Long Island Town Scurries to Save Casino

Jake’s 58 Hotel & Casino in Islandia could be slapped with an injunction shutting down its VLTs because the town fathers licensed it without first changing the hotel’s zoning. The town council has voted retroactively to make the change. But it may be too late.

The governing board of the Long Island town of Islandia has unanimously approved a zoning change for Jake’s 58 Hotel and Casino in hopes of averting a possible shutdown of VLT gaming at the 8-month-old property.

The 5-0 vote came in response to a lawsuit filed by opponents of the casino, who won a ruling in September from a state Supreme Court judge that the board acted improperly in allowing the casino because local hotels weren’t zoned for gaming at the time the board issued Jake’s a gaming permit.

The casino operates on the site of Suffolk County’s off-track betting parlor.
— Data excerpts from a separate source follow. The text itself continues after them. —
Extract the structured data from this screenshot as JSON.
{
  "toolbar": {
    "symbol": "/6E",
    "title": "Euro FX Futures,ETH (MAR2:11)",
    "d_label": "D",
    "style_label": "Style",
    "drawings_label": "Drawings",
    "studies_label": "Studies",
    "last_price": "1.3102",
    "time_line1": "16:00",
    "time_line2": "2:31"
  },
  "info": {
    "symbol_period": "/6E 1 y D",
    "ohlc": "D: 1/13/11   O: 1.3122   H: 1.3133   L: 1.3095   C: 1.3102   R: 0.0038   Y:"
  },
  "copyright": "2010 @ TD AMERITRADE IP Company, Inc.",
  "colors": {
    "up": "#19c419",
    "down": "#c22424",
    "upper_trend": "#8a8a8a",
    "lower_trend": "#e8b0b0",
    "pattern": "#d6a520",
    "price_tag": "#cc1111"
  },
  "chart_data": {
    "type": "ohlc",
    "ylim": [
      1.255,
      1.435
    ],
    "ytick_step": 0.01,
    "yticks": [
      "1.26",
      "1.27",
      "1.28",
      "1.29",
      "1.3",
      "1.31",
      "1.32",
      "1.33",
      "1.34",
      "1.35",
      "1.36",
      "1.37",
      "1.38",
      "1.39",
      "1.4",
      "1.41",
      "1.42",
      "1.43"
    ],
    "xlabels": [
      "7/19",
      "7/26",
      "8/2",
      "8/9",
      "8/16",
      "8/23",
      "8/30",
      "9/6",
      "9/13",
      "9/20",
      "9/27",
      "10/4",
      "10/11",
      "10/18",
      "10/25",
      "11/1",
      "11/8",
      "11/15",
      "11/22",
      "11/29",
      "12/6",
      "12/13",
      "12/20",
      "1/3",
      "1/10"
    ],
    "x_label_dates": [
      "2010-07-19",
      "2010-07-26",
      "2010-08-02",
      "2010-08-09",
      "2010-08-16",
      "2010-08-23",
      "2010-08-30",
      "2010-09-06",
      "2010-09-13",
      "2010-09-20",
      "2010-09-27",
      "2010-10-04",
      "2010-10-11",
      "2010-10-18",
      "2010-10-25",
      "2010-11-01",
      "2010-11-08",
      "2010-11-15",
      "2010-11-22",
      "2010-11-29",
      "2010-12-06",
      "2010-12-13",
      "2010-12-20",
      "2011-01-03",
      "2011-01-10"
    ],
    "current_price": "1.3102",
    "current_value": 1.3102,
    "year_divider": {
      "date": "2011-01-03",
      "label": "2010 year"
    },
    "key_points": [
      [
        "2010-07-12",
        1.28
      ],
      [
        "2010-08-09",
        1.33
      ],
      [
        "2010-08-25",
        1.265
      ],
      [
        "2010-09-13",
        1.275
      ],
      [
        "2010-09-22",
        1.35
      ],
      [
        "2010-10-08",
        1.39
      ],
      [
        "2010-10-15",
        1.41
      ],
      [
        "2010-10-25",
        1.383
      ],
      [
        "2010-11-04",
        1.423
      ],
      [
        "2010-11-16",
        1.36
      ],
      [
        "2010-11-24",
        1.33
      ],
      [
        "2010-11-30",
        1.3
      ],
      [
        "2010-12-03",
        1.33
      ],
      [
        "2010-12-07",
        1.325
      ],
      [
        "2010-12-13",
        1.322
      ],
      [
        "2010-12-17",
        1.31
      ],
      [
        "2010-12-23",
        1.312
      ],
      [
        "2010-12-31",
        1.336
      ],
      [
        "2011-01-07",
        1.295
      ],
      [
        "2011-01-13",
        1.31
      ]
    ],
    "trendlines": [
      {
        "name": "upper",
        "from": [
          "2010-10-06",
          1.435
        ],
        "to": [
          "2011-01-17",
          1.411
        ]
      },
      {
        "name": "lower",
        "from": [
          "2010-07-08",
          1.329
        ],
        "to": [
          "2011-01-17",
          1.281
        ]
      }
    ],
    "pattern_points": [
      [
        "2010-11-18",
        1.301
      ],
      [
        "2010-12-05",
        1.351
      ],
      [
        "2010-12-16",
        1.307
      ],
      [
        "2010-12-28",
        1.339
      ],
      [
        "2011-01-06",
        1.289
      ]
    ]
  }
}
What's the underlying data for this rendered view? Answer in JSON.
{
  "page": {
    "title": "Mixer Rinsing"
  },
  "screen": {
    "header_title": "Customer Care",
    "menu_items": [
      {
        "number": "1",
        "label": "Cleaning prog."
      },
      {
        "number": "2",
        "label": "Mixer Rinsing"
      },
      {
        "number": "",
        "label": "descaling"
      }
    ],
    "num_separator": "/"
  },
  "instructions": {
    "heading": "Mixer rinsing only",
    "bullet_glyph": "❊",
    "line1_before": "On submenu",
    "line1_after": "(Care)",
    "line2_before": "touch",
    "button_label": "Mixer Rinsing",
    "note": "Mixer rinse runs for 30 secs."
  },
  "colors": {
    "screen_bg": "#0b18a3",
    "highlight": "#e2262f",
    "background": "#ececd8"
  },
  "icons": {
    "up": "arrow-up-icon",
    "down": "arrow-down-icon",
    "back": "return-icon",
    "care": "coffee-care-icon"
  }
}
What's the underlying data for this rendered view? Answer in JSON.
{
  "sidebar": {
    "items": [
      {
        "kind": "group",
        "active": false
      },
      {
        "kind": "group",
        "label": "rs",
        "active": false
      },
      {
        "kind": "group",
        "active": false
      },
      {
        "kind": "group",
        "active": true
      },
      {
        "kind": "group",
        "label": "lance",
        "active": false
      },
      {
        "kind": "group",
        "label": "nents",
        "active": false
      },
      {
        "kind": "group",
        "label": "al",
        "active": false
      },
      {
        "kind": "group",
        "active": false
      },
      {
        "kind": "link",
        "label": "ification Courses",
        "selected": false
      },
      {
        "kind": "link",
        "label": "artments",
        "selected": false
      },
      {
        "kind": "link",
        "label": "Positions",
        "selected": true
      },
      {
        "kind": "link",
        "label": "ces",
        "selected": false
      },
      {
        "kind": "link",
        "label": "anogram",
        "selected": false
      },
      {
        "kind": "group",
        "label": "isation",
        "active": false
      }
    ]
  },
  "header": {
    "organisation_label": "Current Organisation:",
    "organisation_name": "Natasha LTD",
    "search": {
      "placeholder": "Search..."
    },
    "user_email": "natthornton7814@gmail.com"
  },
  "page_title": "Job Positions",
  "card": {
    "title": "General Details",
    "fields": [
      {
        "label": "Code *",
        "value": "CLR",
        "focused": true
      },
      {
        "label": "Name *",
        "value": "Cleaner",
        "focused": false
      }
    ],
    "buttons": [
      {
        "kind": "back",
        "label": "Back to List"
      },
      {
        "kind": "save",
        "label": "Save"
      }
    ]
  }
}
The OTB, which has struggled financially, was joined with an adjacent Marriott and rebranded under the ownership of Delaware North, which combined the properties and opened the gaming portion in March with 265 video lottery terminals.

The board argues the gaming is critical to the town’s treasury and the local economy, providing badly needed tax revenues and supporting hundreds of jobs by keeping the OTB’s owners, Suffolk County Regional Off-Track Betting Corp., out of bankruptcy.

Opponents are seeking a court order to close the casino. Attorneys for the town have filed papers indicating they plan to appeal the Supreme Court ruling. It wasn’t certain, however, that the code revision will work to support their cause.

Ira Bezack, an attorney for Jake’s opponents, said such a retroactive change won’t stand up in court.

“This is the classic definition of spot zoning, which the courts have consistently declared to be illegal,” he said. “One illegal action cannot remedy another illegal act.”